Inconsistency of push aside, as his overall resume has been built, KO has begun to start looking like a formidable historical force in his generation. There are, of course, the kayfabe accolades – he has been a three-time United States Champion, a two-time Intercontinental Champion, and the Universal Champion for half a year; he has also been on the marquee at eleven pay-per-views opposite a Who’s Who of the WrestleMania Era, including but not limited to historical-heavyweights Cena, Goldberg, Jericho, and Shane O’Mac; he moves a fair amount of merchandise, he is one of the most engaging talkers in the industry, and he has one of the most diverse move-sets, the latter evidenced through stellar in-ring performances in a wide variety of match-types; he has delivered a Match of the Year candidate in each of his three calendar years on the roster (vs. Cena in 2015, vs. Zayn at Battleground 2016, and take your pick between what seem destined to be his two underrated classics this year vs. Reigns at the Rumble and vs. Shane last weekend).

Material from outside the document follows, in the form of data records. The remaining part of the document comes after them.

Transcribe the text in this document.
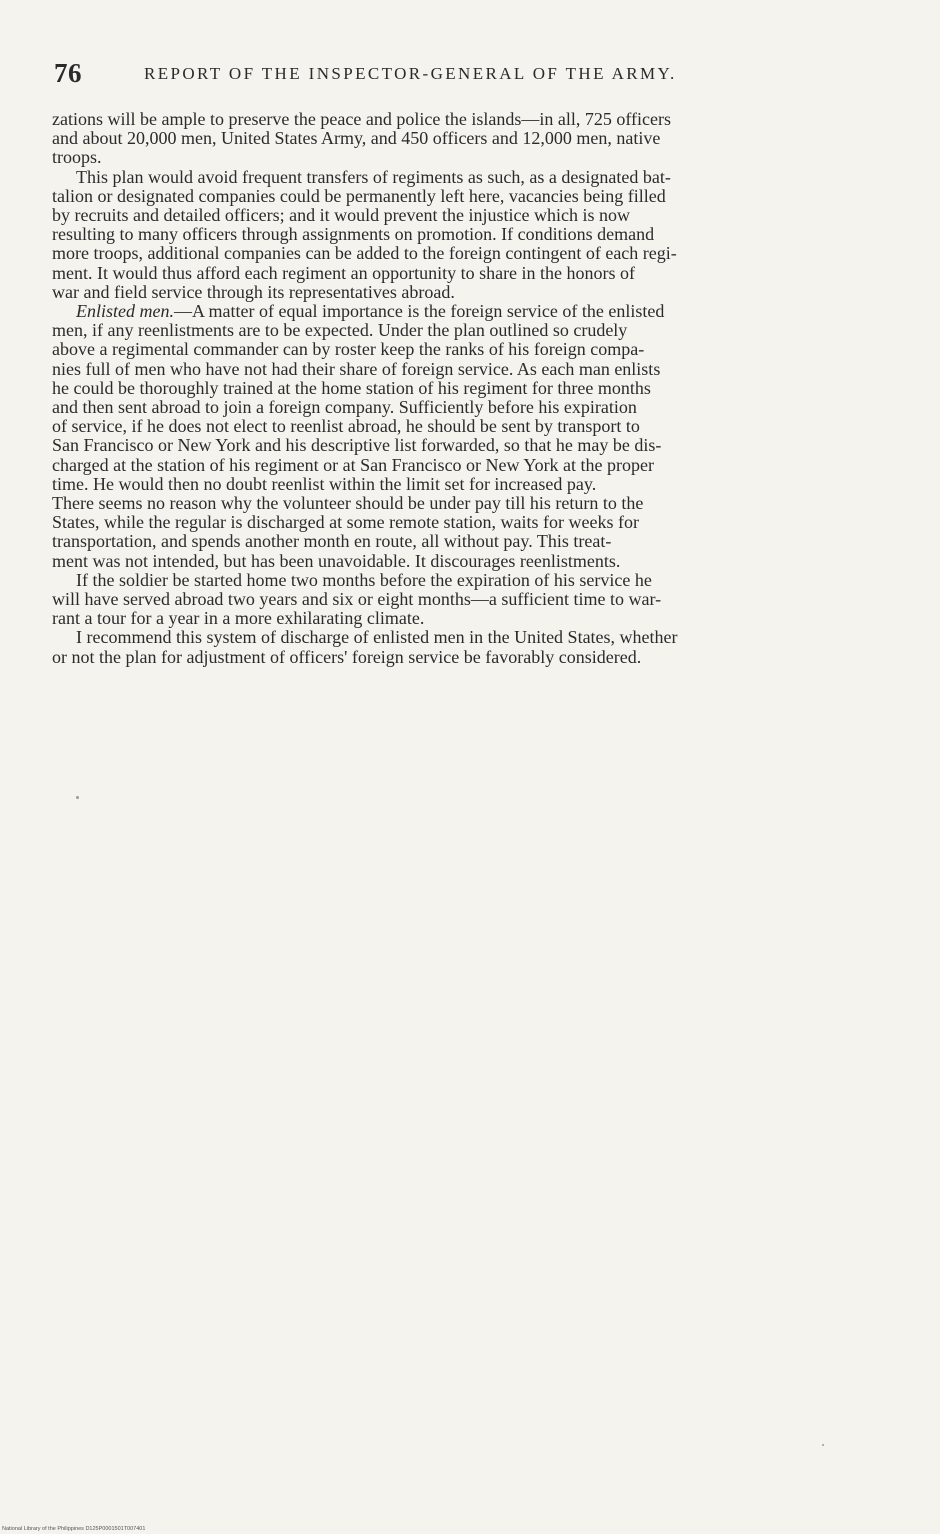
76	REPORT OF THE INSPECTOR-GENERAL OF THE ARMY.
zations will be ample to preserve the peace and police the islands—in all, 725 officers
and about 20,000 men, United States Army, and 450 officers and 12,000 men, native
troops.
This plan would avoid frequent transfers of regiments as such, as a designated bat-
talion or designated companies could be permanently left here, vacancies being filled
by recruits and detailed officers; and it would prevent the injustice which is now
resulting to many officers through assignments on promotion. If conditions demand
more troops, additional companies can be added to the foreign contingent of each regi-
ment. It would thus afford each regiment an opportunity to share in the honors of
war and field service through its representatives abroad.
Enlisted men.—A matter of equal importance is the foreign service of the enlisted
men, if any reenlistments are to be expected. Under the plan outlined so crudely
above a regimental commander can by roster keep the ranks of his foreign compa-
nies full of men who have not had their share of foreign service. As each man enlists
he could be thoroughly trained at the home station of his regiment for three months
and then sent abroad to join a foreign company. Sufficiently before his expiration
of service, if he does not elect to reenlist abroad, he should be sent by transport to
San Francisco or New York and his descriptive list forwarded, so that he may be dis-
charged at the station of his regiment or at San Francisco or New York at the proper
time. He would then no doubt reenlist within the limit set for increased pay.
There seems no reason why the volunteer should be under pay till his return to the
States, while the regular is discharged at some remote station, waits for weeks for
transportation, and spends another month en route, all without pay. This treat-
ment was not intended, but has been unavoidable. It discourages reenlistments.
If the soldier be started home two months before the expiration of his service he
will have served abroad two years and six or eight months—a sufficient time to war-
rant a tour for a year in a more exhilarating climate.
I recommend this system of discharge of enlisted men in the United States, whether
or not the plan for adjustment of officers' foreign service be favorably considered.
National Library of the Philippines D125P0001501T007401
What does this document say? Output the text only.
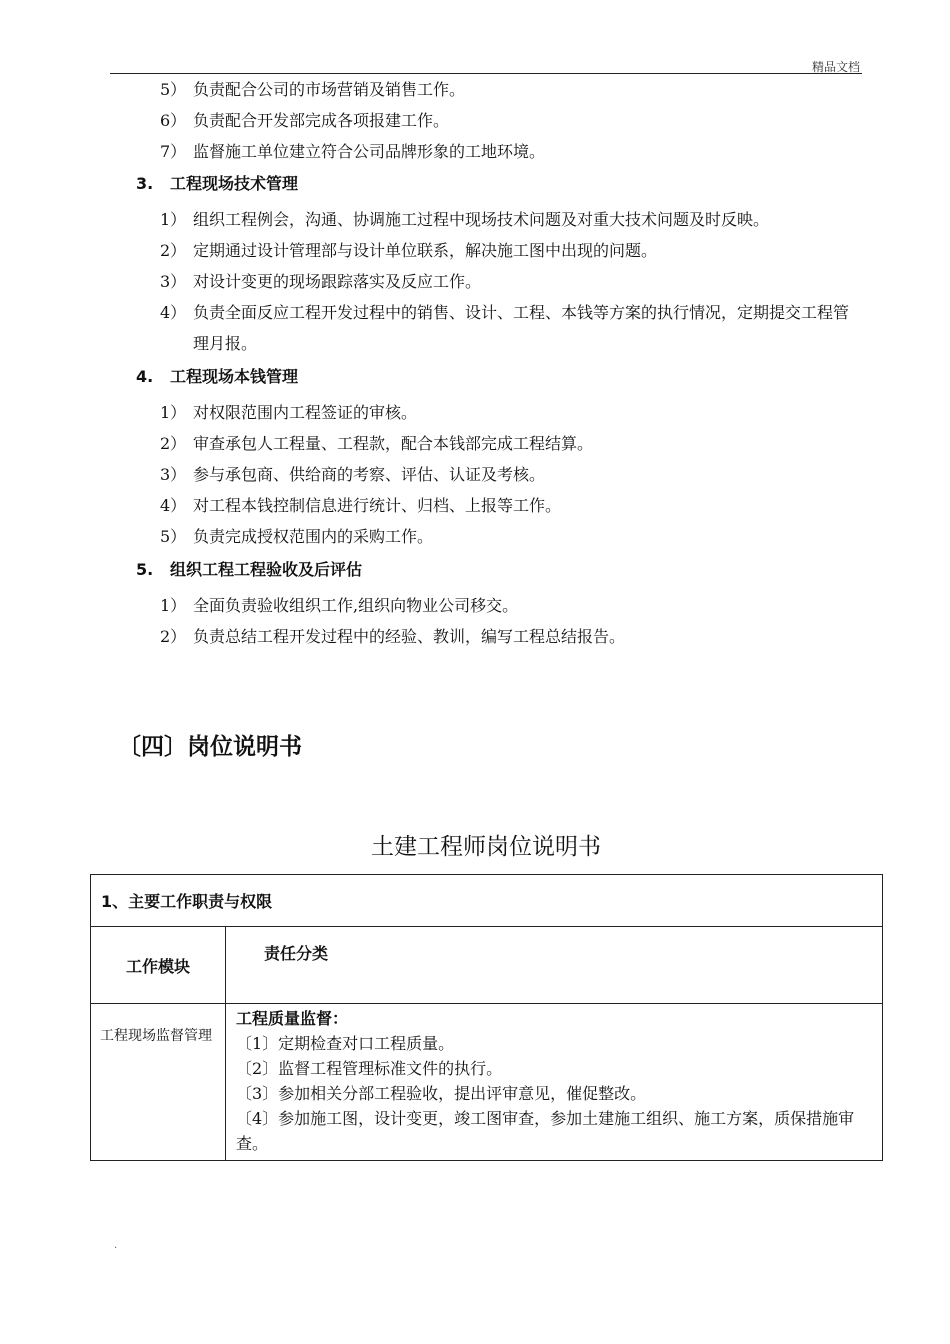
精品文档
5） 负责配合公司的市场营销及销售工作。
6） 负责配合开发部完成各项报建工作。
7） 监督施工单位建立符合公司品牌形象的工地环境。
3. 工程现场技术管理
1） 组织工程例会，沟通、协调施工过程中现场技术问题及对重大技术问题及时反映。
2） 定期通过设计管理部与设计单位联系，解决施工图中出现的问题。
3） 对设计变更的现场跟踪落实及反应工作。
4） 负责全面反应工程开发过程中的销售、设计、工程、本钱等方案的执行情况，定期提交工程管理月报。
4. 工程现场本钱管理
1） 对权限范围内工程签证的审核。
2） 审查承包人工程量、工程款，配合本钱部完成工程结算。
3） 参与承包商、供给商的考察、评估、认证及考核。
4） 对工程本钱控制信息进行统计、归档、上报等工作。
5） 负责完成授权范围内的采购工作。
5. 组织工程工程验收及后评估
1） 全面负责验收组织工作,组织向物业公司移交。
2） 负责总结工程开发过程中的经验、教训，编写工程总结报告。
〔四〕岗位说明书
土建工程师岗位说明书
1、主要工作职责与权限	
工作模块	责任分类
工程现场监督管理	工程质量监督：
〔1〕定期检查对口工程质量。
〔2〕监督工程管理标准文件的执行。
〔3〕参加相关分部工程验收，提出评审意见，催促整改。
〔4〕参加施工图，设计变更，竣工图审查，参加土建施工组织、施工方案，质保措施审查。
.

More than anything listed on his tangible resume, Kevin Owens has stepped up to a level that very few of his peers can equal when the spotlight has fully shined on him during times that creative has fully invested in him. His efforts leading up to the Hell in a Cell Match with Shane were phenomenal, indeed, and they were reminiscent of his efforts during previous chances of comparable magnitudes from May-to-July 2015 and February-to-April 2017; and, thanks to these efforts, he can no longer be denied as a generational icon. The only thing that remains to be seen now is whether or not WWE will now consistently commit to building on the momentum he has generated from the latest instance of his brilliance; and, for the first time in months, I feel like I have to watch Smackdown Live to find out.